The researchers began with tissue samples obtained during the autopsies of 4,031 people in northern Finland who had experienced sudden cardiac death. In 145 subjects, primary myocardial fibrosis was the only structural finding, and targeted next-generation sequencing was performed on the samples. Of those subjects, 96 had DNA samples that passed quality controls. After study, 26 subjects were found to have at least one of 24 genetic variants.
“Our research suggests that primary myocardial fibrosis can be an alternative phenotypic expression of structural disease-associated genetic variants or that risk-associated fibrosis was expressing before the primary disease,” said Myerburg. “These findings have clinical implications for postmortem screening and genetic testing of family members of the sudden death victims.”
The findings were reported in an article, “Primary Myocardial Fibrosis as an Alternative Phenotype Pathway of Inherited Cardiac Structural Disorders,” published in the journal Circulation on June 18. An accompanying editorial, “Bringing Autopsies into the Molecular Genetic Era,” written by two cardiovascular geneticists at the Medical University of South Carolina and Johns Hopkins University, strongly supported the research findings and the recommendations for postmortem genetic testing.
The same issue carried another article, “Prospective Countywide Surveillance and Autopsy Characterization of Sudden Cardiac Death,” which examined more than 20,000 deaths that occurred over a three-year period in San Francisco County and were attributed to out-of-hospital cardiac arrest.
“Forty percent of deaths attributed to stated cardiac arrest were not sudden or unexpected, and nearly half of presumed sudden cardiac deaths were not arrhythmic,” wrote the authors. “These findings have implications for the accuracy of sudden cardiac deaths as defined by World Health Organization criteria or emergency medical services records in aggregate mortality data, clinical trials, and cohort studies.”
Myerburg was asked to provide commentary on that study, and his editorial, “Cardiac and Noncardiac Causes of Apparent Sudden Arrhythmic Deaths: Shadows in a Spectrum,” also appeared in that issue of Circulation.
Myerburg called the study’s contributions important, but he cautioned against the assumptions that are often made in the absence of timely medical examiner-performed autopsies.

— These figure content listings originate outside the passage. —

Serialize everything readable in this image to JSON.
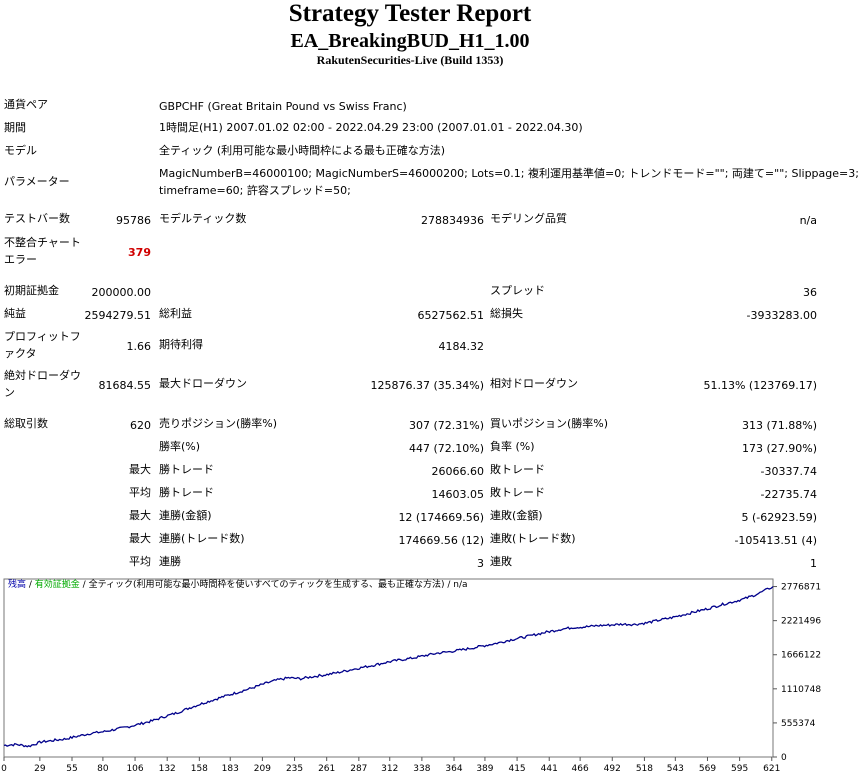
{
  "header": {
    "title": "Strategy Tester Report",
    "ea_name": "EA_BreakingBUD_H1_1.00",
    "server": "RakutenSecurities-Live (Build 1353)"
  },
  "info": {
    "pair_label": "通貨ペア",
    "pair_value": "GBPCHF (Great Britain Pound vs Swiss Franc)",
    "period_label": "期間",
    "period_value": "1時間足(H1) 2007.01.02 02:00 - 2022.04.29 23:00 (2007.01.01 - 2022.04.30)",
    "model_label": "モデル",
    "model_value": "全ティック (利用可能な最小時間枠による最も正確な方法)",
    "params_label": "パラメーター",
    "params_line1": "MagicNumberB=46000100; MagicNumberS=46000200; Lots=0.1; 複利運用基準値=0; トレンドモード=\"\"; 両建て=\"\"; Slippage=3;",
    "params_line2": "timeframe=60; 許容スプレッド=50;"
  },
  "stats": {
    "bars_label": "テストバー数",
    "bars": "95786",
    "ticks_label": "モデルティック数",
    "ticks": "278834936",
    "quality_label": "モデリング品質",
    "quality": "n/a",
    "mismatch_label_1": "不整合チャート",
    "mismatch_label_2": "エラー",
    "mismatch": "379",
    "deposit_label": "初期証拠金",
    "deposit": "200000.00",
    "spread_label": "スプレッド",
    "spread": "36",
    "net_label": "純益",
    "net": "2594279.51",
    "gross_profit_label": "総利益",
    "gross_profit": "6527562.51",
    "gross_loss_label": "総損失",
    "gross_loss": "-3933283.00",
    "pf_label_1": "プロフィットフ",
    "pf_label_2": "ァクタ",
    "pf": "1.66",
    "expected_label": "期待利得",
    "expected": "4184.32",
    "abs_dd_label_1": "絶対ドローダウ",
    "abs_dd_label_2": "ン",
    "abs_dd": "81684.55",
    "max_dd_label": "最大ドローダウン",
    "max_dd": "125876.37 (35.34%)",
    "rel_dd_label": "相対ドローダウン",
    "rel_dd": "51.13% (123769.17)",
    "trades_label": "総取引数",
    "trades": "620",
    "short_label": "売りポジション(勝率%)",
    "short": "307 (72.31%)",
    "long_label": "買いポジション(勝率%)",
    "long": "313 (71.88%)",
    "win_label": "勝率(%)",
    "win": "447 (72.10%)",
    "loss_label": "負率 (%)",
    "loss": "173 (27.90%)",
    "max_word": "最大",
    "avg_word": "平均",
    "win_trade_label": "勝トレード",
    "max_win_trade": "26066.60",
    "avg_win_trade": "14603.05",
    "loss_trade_label": "敗トレード",
    "max_loss_trade": "-30337.74",
    "avg_loss_trade": "-22735.74",
    "cons_wins_amount_label": "連勝(金額)",
    "cons_wins_amount": "12 (174669.56)",
    "cons_losses_amount_label": "連敗(金額)",
    "cons_losses_amount": "5 (-62923.59)",
    "cons_wins_count_label": "連勝(トレード数)",
    "cons_wins_count": "174669.56 (12)",
    "cons_losses_count_label": "連敗(トレード数)",
    "cons_losses_count": "-105413.51 (4)",
    "avg_wins_label": "連勝",
    "avg_wins": "3",
    "avg_losses_label": "連敗",
    "avg_losses": "1"
  },
  "chart_legend": {
    "balance": "残高",
    "sep1": " / ",
    "equity": "有効証拠金",
    "sep2": " / ",
    "model": "全ティック(利用可能な最小時間枠を使いすべてのティックを生成する、最も正確な方法)",
    "sep3": " / ",
    "quality": "n/a",
    "balance_color": "#0000aa",
    "equity_color": "#00aa00"
  },
  "chart_data": {
    "type": "line",
    "x_ticks": [
      "0",
      "29",
      "55",
      "80",
      "106",
      "132",
      "158",
      "183",
      "209",
      "235",
      "261",
      "287",
      "312",
      "338",
      "364",
      "389",
      "415",
      "441",
      "466",
      "492",
      "518",
      "543",
      "569",
      "595",
      "621"
    ],
    "y_ticks": [
      "2776871",
      "2221496",
      "1666122",
      "1110748",
      "555374",
      "0"
    ],
    "xlim": [
      0,
      622
    ],
    "ylim": [
      0,
      2900000
    ],
    "series": [
      {
        "color": "#00008b",
        "points": [
          [
            0,
            190000
          ],
          [
            10,
            205000
          ],
          [
            20,
            175000
          ],
          [
            30,
            245000
          ],
          [
            40,
            270000
          ],
          [
            50,
            295000
          ],
          [
            60,
            340000
          ],
          [
            70,
            385000
          ],
          [
            80,
            410000
          ],
          [
            90,
            450000
          ],
          [
            100,
            490000
          ],
          [
            110,
            540000
          ],
          [
            120,
            590000
          ],
          [
            130,
            660000
          ],
          [
            140,
            720000
          ],
          [
            150,
            800000
          ],
          [
            160,
            870000
          ],
          [
            170,
            935000
          ],
          [
            180,
            1000000
          ],
          [
            190,
            1060000
          ],
          [
            200,
            1120000
          ],
          [
            210,
            1190000
          ],
          [
            220,
            1250000
          ],
          [
            230,
            1290000
          ],
          [
            240,
            1275000
          ],
          [
            250,
            1310000
          ],
          [
            260,
            1340000
          ],
          [
            270,
            1375000
          ],
          [
            280,
            1420000
          ],
          [
            290,
            1460000
          ],
          [
            300,
            1500000
          ],
          [
            310,
            1545000
          ],
          [
            320,
            1580000
          ],
          [
            330,
            1610000
          ],
          [
            340,
            1650000
          ],
          [
            350,
            1690000
          ],
          [
            360,
            1715000
          ],
          [
            370,
            1745000
          ],
          [
            380,
            1780000
          ],
          [
            390,
            1820000
          ],
          [
            400,
            1860000
          ],
          [
            410,
            1910000
          ],
          [
            420,
            1950000
          ],
          [
            430,
            1995000
          ],
          [
            440,
            2040000
          ],
          [
            450,
            2080000
          ],
          [
            460,
            2110000
          ],
          [
            470,
            2120000
          ],
          [
            480,
            2140000
          ],
          [
            490,
            2150000
          ],
          [
            500,
            2165000
          ],
          [
            510,
            2160000
          ],
          [
            520,
            2185000
          ],
          [
            530,
            2230000
          ],
          [
            540,
            2270000
          ],
          [
            550,
            2320000
          ],
          [
            560,
            2370000
          ],
          [
            570,
            2420000
          ],
          [
            580,
            2480000
          ],
          [
            590,
            2530000
          ],
          [
            600,
            2585000
          ],
          [
            610,
            2660000
          ],
          [
            622,
            2776871
          ]
        ]
      }
    ]
  }
}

“The data provided in this report support the previous generalization that at least 50 percent of sudden cardiac deaths or sudden cardiac arrests are the first clinical manifestation of previously unrecognized heart disease,” he wrote. “However, the conclusion that 40 percent of events appearing to be sudden cardiac deaths were not sudden or unexpected is sobering and requires our attention as we classify sudden cardiac deaths, and also in the design and execution of future studies on this important topic.”